Panembahan Maduratna dan Runtuhnya Kekuasaan Mataram

Museum Sejarah Purbakala Pleret yang menempati lokasi Kedaton Raja Kesultanan Mataram atau Mataram Baru.

Koran Sulindo – Kerajaan atau Kesultanan Mataram pecah.  Padahal, di masa kejayaannya, di bawah kendali Sultan Agung Prabu Hanyokrokusumo atau lebih dikenal dengan sebutan Sultan Agung, wilayah kekuasaannya meliputi sebagian Pulau Jawa dan Madura, yang pada masa sekarang mencakup sebagian besar Jawa Barat, Jawa Tengah, Yogyakarta, dan Jawa Timur, kecuali daerah Blambangan atau yang sekarang masuk wilayah Probolinggo hingga Banyuwangi.

Adalah Perjanjian Giyanti pada 13 Februari 1755 yang memecah Kesultanan Mataram menjadi Kasunanan Surakarta Hadiningrat (Solo) dan Kasultanan Yogyakarta. Perjanjian Giyanti adalah kesepakatan dibuat antara Perusahaan Dagang Hindia Timur (VOC, Vereenigde Oost-Indische Compagnie), pihak Kesultanan Mataram yang diwakili Sunan Pakubuwana III, dan kelompok Pangeran Mangkubumi. Perjanjian yang dikenal juga dengan sebutan The Treaty of Giyanti, The Treaty of Gianti Java, The Gianti Agreement, dan The Giyanti Treaty ini dibuat di Desa Giyanti, yang sekarang terletak di Dukuh Kerten, Desa Jantiharjo, sebelah tenggara Karanganyar, Jawa Tengah.

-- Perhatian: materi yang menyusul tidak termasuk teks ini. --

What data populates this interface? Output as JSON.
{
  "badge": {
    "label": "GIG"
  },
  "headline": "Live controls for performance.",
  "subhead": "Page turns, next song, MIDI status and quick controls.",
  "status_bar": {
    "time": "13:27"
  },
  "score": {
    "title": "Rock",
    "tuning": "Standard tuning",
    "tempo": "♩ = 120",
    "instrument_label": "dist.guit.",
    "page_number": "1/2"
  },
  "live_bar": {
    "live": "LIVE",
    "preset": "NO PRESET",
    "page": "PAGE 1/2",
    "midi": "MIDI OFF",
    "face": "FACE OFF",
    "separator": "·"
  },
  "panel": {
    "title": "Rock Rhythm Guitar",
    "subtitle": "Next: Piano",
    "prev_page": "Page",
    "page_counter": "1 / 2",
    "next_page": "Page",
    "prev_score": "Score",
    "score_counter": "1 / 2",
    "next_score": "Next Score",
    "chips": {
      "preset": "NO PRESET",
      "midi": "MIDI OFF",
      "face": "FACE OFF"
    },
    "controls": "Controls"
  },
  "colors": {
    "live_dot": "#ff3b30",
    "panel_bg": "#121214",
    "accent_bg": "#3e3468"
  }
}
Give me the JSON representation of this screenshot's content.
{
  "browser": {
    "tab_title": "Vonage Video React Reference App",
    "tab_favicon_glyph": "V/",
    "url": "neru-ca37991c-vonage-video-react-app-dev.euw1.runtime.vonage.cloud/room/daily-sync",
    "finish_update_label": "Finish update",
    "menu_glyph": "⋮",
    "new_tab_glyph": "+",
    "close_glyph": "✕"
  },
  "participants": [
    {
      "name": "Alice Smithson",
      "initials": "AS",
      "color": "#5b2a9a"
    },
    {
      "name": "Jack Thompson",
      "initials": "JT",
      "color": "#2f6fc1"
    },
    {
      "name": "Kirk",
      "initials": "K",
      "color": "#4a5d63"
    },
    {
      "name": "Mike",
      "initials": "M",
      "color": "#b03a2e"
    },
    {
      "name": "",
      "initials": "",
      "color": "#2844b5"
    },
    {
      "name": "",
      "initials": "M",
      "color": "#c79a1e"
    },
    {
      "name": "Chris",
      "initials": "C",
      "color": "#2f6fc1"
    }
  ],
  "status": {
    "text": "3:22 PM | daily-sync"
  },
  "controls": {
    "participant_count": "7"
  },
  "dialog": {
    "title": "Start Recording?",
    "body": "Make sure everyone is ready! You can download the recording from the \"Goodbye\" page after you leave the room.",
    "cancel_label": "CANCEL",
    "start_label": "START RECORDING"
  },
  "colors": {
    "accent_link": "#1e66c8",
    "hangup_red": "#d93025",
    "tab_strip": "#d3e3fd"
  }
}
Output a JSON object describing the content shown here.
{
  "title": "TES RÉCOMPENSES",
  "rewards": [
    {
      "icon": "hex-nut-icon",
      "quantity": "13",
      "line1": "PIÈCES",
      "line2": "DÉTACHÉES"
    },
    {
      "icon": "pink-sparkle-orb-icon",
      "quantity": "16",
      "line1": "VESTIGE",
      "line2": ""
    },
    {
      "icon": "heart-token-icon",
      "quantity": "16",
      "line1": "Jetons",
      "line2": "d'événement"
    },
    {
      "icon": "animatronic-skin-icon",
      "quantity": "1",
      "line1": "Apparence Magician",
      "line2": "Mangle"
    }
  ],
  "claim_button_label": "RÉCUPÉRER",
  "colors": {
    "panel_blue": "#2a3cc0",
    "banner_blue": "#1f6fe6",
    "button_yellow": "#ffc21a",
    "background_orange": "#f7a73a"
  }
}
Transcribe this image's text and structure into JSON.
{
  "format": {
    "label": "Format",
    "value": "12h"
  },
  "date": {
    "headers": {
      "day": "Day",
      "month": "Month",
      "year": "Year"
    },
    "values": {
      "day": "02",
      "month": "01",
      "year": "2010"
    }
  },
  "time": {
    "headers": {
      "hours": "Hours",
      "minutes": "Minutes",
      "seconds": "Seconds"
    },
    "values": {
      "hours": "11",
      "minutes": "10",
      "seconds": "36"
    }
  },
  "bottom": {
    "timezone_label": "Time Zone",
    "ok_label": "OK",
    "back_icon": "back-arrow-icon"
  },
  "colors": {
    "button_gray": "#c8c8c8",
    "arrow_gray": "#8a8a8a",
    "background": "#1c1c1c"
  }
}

Ada sembilan kesepakatan yang dibuat dalam perjanjian tersebut. K.P.H. Soedarisman Poerwokoesoemo dalam buku Kasultanan Yogyakarta: Suatu Tinjauan tentang Kontrak Politik 1877-1940 (1985) telah menerjemahankan isi perjanjian itu.

Pertama: Pangeran Mangkubumi diangkat sebagai Sultan Hamengkubuwono Senopati Ingalaga Ngabdurrachman Sajidin Panotogomo Kalifatullah dan diberi separo dari kekuasaan Kesultanan Mataram, dengan hak turun-temurun kepada ahli warisnya, yakni Pangeran Adipati Anom Bendoro Raden Mas Soendoro. Kedua: akan senantiasa diusahakan adanya kerja sama antara rakyat yang berada di bawah kekuasaan VOC dengan rakyat kesultanan. Ketiga: sebelum pepatih dalem (rijks-bestuurder) dan para bupati mulai melakukan tugas masing-masing, mereka harus melakukan sumpah setia kepada VOC di hadapan Gubernur Jenderal VOC.

Keempat: Sri Sultan tidak akan mengangkat atau memberhentikan pepatih dalem dan bupati sebelum mendapatkan persetujuan dari VOC. Kelima: Sri Sultan akan mengampuni para bupati yang selama dalam peperangan memihak VOC. Keenam: Sri Sultan tidak akan menuntut haknya atas Pulau Madura dan daerah-daerah pesisiran yang telah diserahkan oleh Sri Sunan Pakubuwono II kepada VOC dalam kontraknya pada tanggal 18 Mei 1746. Sebaliknya, VOC akan memberikan ganti rugi kepada Sri Sultan senilai 10.000 real setiap tahun.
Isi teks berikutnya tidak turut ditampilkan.